Dia mengatakan berdasarkan data Badan Pengelola Keuangan Haji (BPKH) 2010-2022 tampak nilai manfaat (NM) dana jamaah haji tidak mencerminkan nilai riil.

Sebagai contoh, dalam waktu empat tahun 2010-2014 (NM 2010 Rp4,45 juta; NM 2014 Rp19,24 juta), nilai manfaat Biaya Penyelenggaraan Ibadah Haji (BPIH) di atas 400 persen.

”Ini mustahil. Inilah yang menjadi kekhawatiran sehingga ada kecenderungan (peluang) skema Ponzi dalam penggunaan nilai manfaat dana haji,” tuturnya.

Dia mengatakan tidak ada alasan apa pun yang dapat membenarkan skema Ponzi karena ada unsur ketidakadilan dan berbahaya untuk jangka panjang.

Asep menegaskan, kenaikan Bipih menjadi penting sehingga biaya untuk berhaji didasarkan pada kebutuhan riil, subsidi pemerintah, dan terhindar dari penyalahgunaan keuangan.

Dia mengingatkan kasus yang menimpa calon jamaah umrah First Travel adalah akibat skema Ponzi, di mana perusahaan menawarkan harga murah dan mengatur keuangan dengan skema Ponzi.

”Perputaran uang secara sepihak yang tidak transparan sama halnya dengan menginvestasikan uang tanpa persetujuan dari pendaftar,” kata Asep.

Dia menyarankan Kementerian Agama dalam hal ini diwakili Direktur Jenderal Penyelenggaraan Haji dan Umrah melakukan berbagai pangawasan komprehensif untuk menghindari kasus penggelapan dana jamaah haji.

Masa tunggu haji yang lama, kata dia, jangan lantas dijadikan alasan bagi para oknum untuk menangguk keuntungan dari dana haji yang mengendap sembari menunggu pelunasan.

”Bagi perusahaan travel yang kedapatan melakukan itu, maka harus ditindak tegas,” ujarnya.
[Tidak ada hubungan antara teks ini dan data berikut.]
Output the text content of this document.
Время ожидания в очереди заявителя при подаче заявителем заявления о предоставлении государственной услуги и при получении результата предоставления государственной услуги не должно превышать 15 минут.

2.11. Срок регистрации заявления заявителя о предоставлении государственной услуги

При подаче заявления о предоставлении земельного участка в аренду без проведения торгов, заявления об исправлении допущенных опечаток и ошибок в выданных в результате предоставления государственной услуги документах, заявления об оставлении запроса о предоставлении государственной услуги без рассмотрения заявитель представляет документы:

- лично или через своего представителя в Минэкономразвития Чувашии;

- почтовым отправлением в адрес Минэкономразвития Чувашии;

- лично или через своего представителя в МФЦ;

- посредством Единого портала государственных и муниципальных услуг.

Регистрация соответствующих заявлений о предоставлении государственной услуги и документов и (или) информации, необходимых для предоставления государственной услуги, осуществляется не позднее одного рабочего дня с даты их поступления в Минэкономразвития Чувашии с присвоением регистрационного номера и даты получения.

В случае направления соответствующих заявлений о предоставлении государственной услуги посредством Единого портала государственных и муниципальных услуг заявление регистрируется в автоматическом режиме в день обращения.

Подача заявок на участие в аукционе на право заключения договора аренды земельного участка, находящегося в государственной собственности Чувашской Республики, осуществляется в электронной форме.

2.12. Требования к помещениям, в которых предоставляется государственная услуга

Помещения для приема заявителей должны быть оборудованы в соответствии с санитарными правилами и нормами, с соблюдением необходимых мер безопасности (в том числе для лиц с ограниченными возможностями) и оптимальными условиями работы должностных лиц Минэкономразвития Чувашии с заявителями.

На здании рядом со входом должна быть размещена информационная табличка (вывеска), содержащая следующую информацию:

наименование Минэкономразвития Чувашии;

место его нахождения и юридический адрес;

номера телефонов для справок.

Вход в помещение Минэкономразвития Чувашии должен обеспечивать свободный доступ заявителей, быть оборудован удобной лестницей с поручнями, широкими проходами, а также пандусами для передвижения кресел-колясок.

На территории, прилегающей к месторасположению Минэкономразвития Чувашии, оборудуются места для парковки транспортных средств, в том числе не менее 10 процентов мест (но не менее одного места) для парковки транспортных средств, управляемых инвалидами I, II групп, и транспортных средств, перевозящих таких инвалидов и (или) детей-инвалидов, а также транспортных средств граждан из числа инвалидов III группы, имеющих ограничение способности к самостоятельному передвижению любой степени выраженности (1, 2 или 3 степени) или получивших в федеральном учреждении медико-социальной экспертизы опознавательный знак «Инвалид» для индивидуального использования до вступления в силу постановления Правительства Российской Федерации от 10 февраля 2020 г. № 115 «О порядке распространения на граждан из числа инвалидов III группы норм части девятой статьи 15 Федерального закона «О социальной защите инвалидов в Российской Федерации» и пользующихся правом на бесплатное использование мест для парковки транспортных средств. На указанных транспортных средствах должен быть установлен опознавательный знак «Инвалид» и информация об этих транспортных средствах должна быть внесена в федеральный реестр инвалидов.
Faktor lainnya, menurut Asep, adalah "istithoah" dan keadilan di mana dana haji yang relatif kurang rasional menjadikan penumpukan para calon jamaah hingga puluhan tahun.

Menurutnya, jika hal ini tidak dibenahi akan berakibat pada spekulasi dana pada satu sisi dan masa tunggu yang tidak rasional sehingga langkah Kemenag untuk menaikkan ongkos Bipih dengan landasan rasionalisasi ini perlu diapresiasi.